Encerrando este volume, deixamos registrado no Tributo a Odilon de Mello Franco Filho, a homenagem que o Instituto de Psicanálise e a SBPSP organizaram por ocasião do aniversário de um ano do falecimento de nosso tão querido colega. O Jornal de Psicanálise tem a honra de publicar os textos de João Baptista Novaes Ferreira França, Antonio Sapienza, Paulo Cesar Sandler, Antonio Muniz de Rezende, que abordaram naquela ocasião (dezembro de 2010) diferentes áreas de intenso interesse desse ativo colaborador e crítico construtivo da nossa Instituição, entre elas destacamos: a formação psicanalítica, a teoria de Bion, e a relação entre religiosidade e psicanálise. Para concluir essa homenagem publicamos um texto/poema de uma de suas analisandas que reflete o sentimento de pesar de todos os colegas que tiveram o privilégio de compartilhar com ele experiências íntimas, vivências estas que deixaram registros profundos de sua paixão pela psicanálise, pela ética, pela verdade e respeito por seus pares. Ao querido Odilon, a nossa gratidão e grande saudade!
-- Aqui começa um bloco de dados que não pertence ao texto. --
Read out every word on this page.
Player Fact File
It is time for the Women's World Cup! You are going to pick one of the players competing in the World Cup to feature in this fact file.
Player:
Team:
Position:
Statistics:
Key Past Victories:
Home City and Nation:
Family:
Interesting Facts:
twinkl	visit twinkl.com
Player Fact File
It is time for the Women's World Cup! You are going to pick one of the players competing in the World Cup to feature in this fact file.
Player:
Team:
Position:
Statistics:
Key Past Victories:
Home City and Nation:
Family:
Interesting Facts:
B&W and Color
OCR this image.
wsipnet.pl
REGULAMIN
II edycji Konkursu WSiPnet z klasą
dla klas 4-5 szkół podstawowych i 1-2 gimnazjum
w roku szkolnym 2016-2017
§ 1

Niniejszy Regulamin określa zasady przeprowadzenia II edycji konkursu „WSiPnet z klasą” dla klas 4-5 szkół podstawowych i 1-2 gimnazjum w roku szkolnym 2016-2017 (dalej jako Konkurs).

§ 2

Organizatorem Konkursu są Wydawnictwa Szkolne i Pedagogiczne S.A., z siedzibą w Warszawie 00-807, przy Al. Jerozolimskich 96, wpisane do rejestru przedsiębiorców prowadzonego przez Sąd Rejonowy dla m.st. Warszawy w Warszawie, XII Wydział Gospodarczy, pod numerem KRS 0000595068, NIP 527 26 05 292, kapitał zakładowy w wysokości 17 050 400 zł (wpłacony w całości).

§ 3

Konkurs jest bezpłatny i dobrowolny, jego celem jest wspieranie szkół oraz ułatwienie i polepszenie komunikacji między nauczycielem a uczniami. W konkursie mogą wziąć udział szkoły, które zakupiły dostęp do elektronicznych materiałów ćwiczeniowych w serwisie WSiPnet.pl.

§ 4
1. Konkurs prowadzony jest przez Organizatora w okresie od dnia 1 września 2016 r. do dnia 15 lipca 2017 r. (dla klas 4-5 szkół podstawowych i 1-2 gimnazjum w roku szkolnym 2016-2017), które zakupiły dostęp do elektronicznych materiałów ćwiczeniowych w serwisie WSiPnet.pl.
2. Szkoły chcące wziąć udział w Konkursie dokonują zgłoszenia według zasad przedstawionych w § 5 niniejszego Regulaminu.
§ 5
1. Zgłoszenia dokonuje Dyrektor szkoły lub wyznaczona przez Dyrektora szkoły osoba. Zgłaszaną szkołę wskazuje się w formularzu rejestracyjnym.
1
Queremos ainda agradecer à Suely, nossa competente secretária, pelas inúmeras horas de trabalho dedicadas ao Jornal e todas as pessoas da secretaria que colaboraram conosco nesses dois anos. E também a Vera Maria Monteiro Sevestre, incansável e meticulosa revisora das citações e referências bibliográficas, muito implicada na indexação do JP nas diferentes bases de dados; José Benedito de Souza Freitas, pela revisão competente, a quem devo muito do meu conhecimento de editoria; Patrícia Canton, dedicada programadora visual; Mireille Bellelis Rossi, devotada e cuidadosa produtora gráfica; ao corpo de pareceristas ad hoc, nossa gratidão pelas suas colaborações; a todos os nossos reconhecidos colegas autores dos textos que representam a alma da nossa publicação; enfim, a você leitor, de quem recebemos estímulos contínuos para a nossa tarefa.

Desejamos ao novo Corpo editorial e a Eunice Nichikawa, editora do próximo biênio do JP, que tenha o mesmo prazer e a retribuição intelectual que obtivemos nesse trabalho edificante de editoração.

Para finalizar gostaríamos de relembrar as palavras de Green (2002) endereçadas aos psicanalistas da atualidade.

A psicanálise atravessou esse período da história intelectual seguindo diversos percursos conforme os países, ou segundo as influências de suas figuras mais criativas. Ela não deixou, tampouco, de se romper em frações adversas por boas razões ou más razões. Ela prosseguiu seu crescimento segundo orientações, às vezes divergentes. Resistiu aos ataques dos oponentes que mudaram de rosto, mas não de atitude, conforme as épocas. Não cessou de predizer sua morte próxima. Ela permanece sempre… Pode-se mesmo esperar que um dia os psicanalistas reencontrarão o gosto de falar juntos…

Seguiremos com Carlos Drumond de Andrade no seu poema "Mãos dadas":

Não serei o poeta de um mundo caduco.
Também não cantarei o mundo futuro.
Estou preso à vida e olho meus companheiros.
Estão taciturnos, mas nutrem grandes esperanças.
Entre eles, considero a enorme realidade.
O presente é tão grande, não nos afastemos.
Não nos afastemos muito, vamos de mãos dadas.

Não serei o cantor de uma mulher, de uma história.
não direi os suspiros ao anoitecer, a paisagem vista da janela,
não distribuirei entorpecentes ou cartas de suicida,
não fugirei para ilhas nem serei raptado por serafins.
O tempo é minha matéria, o tempo presente,
os homens presentes, a vida presente.